The anticonvulsive diphenylhydantoin (Dilantin) has been shown to inhibit the in vitro release of insulin from both the labile and storage β-cell pools. It has been used successfully to control refractory hypoglycemia, as evidenced by normal overnight fasting glucose levels and absence of hypoglycemia during total fasting of up to 24 hours (276;277). In only one-third or less of patients with benign insulinoma, however, is the hyperglycemic effect of Dilantin of any clinical significance. Furthermore, with the dosage required, ataxia, nystagmus, hypertrophic gums, and megaloblastic anemia may be side effects. Maintenance doses range from 300 to 600 mg/d. The concurrent administration of diazoxide lowers measurable blood levels of dilantin, and their concurrent use is not recommended.

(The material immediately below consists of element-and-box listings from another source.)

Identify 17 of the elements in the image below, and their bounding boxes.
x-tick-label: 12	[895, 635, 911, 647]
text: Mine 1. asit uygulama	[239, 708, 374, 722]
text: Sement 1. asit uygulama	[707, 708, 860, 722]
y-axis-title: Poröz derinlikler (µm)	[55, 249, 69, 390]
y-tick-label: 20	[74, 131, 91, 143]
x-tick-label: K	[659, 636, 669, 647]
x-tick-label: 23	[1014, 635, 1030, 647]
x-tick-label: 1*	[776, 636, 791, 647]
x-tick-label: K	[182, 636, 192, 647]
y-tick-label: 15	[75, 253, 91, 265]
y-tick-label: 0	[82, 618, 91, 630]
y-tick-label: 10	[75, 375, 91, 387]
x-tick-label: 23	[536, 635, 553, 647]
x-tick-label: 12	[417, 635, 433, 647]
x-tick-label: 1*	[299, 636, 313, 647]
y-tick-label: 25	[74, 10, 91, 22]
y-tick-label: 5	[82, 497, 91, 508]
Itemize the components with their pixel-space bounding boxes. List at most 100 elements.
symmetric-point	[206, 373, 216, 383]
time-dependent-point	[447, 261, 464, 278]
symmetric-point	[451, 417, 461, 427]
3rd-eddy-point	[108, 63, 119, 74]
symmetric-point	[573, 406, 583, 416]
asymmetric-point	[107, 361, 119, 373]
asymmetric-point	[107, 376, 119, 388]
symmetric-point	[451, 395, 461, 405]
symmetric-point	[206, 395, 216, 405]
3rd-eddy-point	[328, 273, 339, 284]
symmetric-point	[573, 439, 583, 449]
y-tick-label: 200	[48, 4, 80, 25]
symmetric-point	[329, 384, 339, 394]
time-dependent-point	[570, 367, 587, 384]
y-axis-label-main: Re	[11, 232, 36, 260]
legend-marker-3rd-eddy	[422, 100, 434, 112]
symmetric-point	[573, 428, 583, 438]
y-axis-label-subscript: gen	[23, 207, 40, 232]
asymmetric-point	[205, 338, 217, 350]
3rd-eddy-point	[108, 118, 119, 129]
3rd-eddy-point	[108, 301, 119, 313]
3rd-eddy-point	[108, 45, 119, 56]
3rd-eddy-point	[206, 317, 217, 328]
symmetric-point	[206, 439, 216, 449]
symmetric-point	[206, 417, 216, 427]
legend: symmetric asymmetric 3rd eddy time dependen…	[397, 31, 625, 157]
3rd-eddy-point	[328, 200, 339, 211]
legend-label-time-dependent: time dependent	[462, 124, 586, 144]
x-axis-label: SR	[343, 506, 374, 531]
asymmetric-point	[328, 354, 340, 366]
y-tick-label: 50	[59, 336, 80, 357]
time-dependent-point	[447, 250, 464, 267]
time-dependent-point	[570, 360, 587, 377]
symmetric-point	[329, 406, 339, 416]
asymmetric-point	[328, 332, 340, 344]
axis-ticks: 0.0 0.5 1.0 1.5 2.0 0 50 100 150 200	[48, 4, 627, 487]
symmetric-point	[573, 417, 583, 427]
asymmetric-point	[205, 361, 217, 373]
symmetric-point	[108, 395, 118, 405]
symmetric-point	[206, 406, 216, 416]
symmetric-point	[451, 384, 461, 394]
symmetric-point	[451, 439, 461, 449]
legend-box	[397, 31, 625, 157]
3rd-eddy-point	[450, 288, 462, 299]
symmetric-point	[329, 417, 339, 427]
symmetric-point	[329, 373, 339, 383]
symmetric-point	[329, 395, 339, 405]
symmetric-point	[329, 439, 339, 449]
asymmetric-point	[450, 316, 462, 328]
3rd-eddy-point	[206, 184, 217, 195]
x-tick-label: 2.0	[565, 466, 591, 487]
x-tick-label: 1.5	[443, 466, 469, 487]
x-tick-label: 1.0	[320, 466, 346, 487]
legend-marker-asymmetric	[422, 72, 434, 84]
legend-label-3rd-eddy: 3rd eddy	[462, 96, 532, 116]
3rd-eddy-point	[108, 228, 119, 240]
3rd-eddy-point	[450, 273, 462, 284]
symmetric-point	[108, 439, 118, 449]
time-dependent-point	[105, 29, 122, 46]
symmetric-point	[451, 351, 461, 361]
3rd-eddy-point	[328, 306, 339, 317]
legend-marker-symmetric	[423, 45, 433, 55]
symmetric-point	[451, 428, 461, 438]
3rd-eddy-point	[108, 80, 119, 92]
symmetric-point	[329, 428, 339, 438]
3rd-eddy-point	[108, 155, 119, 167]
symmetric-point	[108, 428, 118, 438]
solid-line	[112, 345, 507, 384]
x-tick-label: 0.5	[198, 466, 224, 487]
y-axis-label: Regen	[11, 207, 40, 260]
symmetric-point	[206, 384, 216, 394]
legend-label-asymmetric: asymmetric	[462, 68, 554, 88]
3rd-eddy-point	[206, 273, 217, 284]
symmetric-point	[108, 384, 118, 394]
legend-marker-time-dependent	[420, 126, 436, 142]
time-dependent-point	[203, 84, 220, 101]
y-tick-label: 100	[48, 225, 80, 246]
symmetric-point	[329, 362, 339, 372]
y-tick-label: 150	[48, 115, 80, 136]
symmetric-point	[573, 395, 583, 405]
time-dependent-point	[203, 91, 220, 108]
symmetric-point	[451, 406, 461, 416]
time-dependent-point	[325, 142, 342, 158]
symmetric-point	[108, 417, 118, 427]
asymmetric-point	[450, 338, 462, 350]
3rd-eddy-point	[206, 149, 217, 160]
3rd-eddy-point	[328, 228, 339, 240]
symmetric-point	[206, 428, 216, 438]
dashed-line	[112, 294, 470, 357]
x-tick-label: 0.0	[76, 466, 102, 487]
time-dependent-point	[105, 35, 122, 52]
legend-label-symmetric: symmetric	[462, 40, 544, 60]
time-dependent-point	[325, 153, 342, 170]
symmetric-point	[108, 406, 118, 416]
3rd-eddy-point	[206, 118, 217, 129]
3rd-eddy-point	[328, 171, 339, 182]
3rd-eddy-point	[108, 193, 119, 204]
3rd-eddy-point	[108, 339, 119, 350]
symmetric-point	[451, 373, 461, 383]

Long-acting Somatostatin Analogue

We initially reported the successful use of octreotide (Sandostatin) in prolonging the ability to fast in a patient with a benign insulinoma, (278) and a similar experience was reported by Osei and O’Dorisio (279) in a patient with a malignant tumor. Our more recent experience has shown a variety of responses not easily predictable by the clinical or biochemical profile. We have examined the effects of a long-acting octreotide analogue in seven patients with endogenous hyperinsulinism, five with proven single adenomas, one with multiple adenomas, and one with organic hyperinsulinism associated with MEN-1 (263). In two patients, and possibly a third, octreotide prolonged the ability to fast without hypoglycemia, with variable decreases in plasma insulin concentrations. A trial of long-term administration of octreotide in one of these patients gave only short-term relief of hypoglycemia. Octreotide did not improve, or actually worsened, plasma glucose levels on fasting in the other four patients. In contrast, oral administration of diazoxide to four of these patients was effective in raising plasma glucose levels. A child treated for nesidioblastosis did well initially but subsequently required pancreatectomy and also grew at only the third percentile. It is unlikely that octreotide will be a useful addition to the therapeutic armamentarium for treatment of organic hyperinsulinism, except in familial forms of nesidioblastosis.

Glucocorticoids

The use of glucocorticoids, which increase gluconeogenesis and cause insulin resistance, also can help to stabilize blood glucose at an acceptable level. Pharmacologic doses (prednisone, approximately 1 mg/kg) must be used.

Glucagon

Glucagon may help to raise blood glucose concentrations, but it may simultaneously directly stimulate the release of insulin.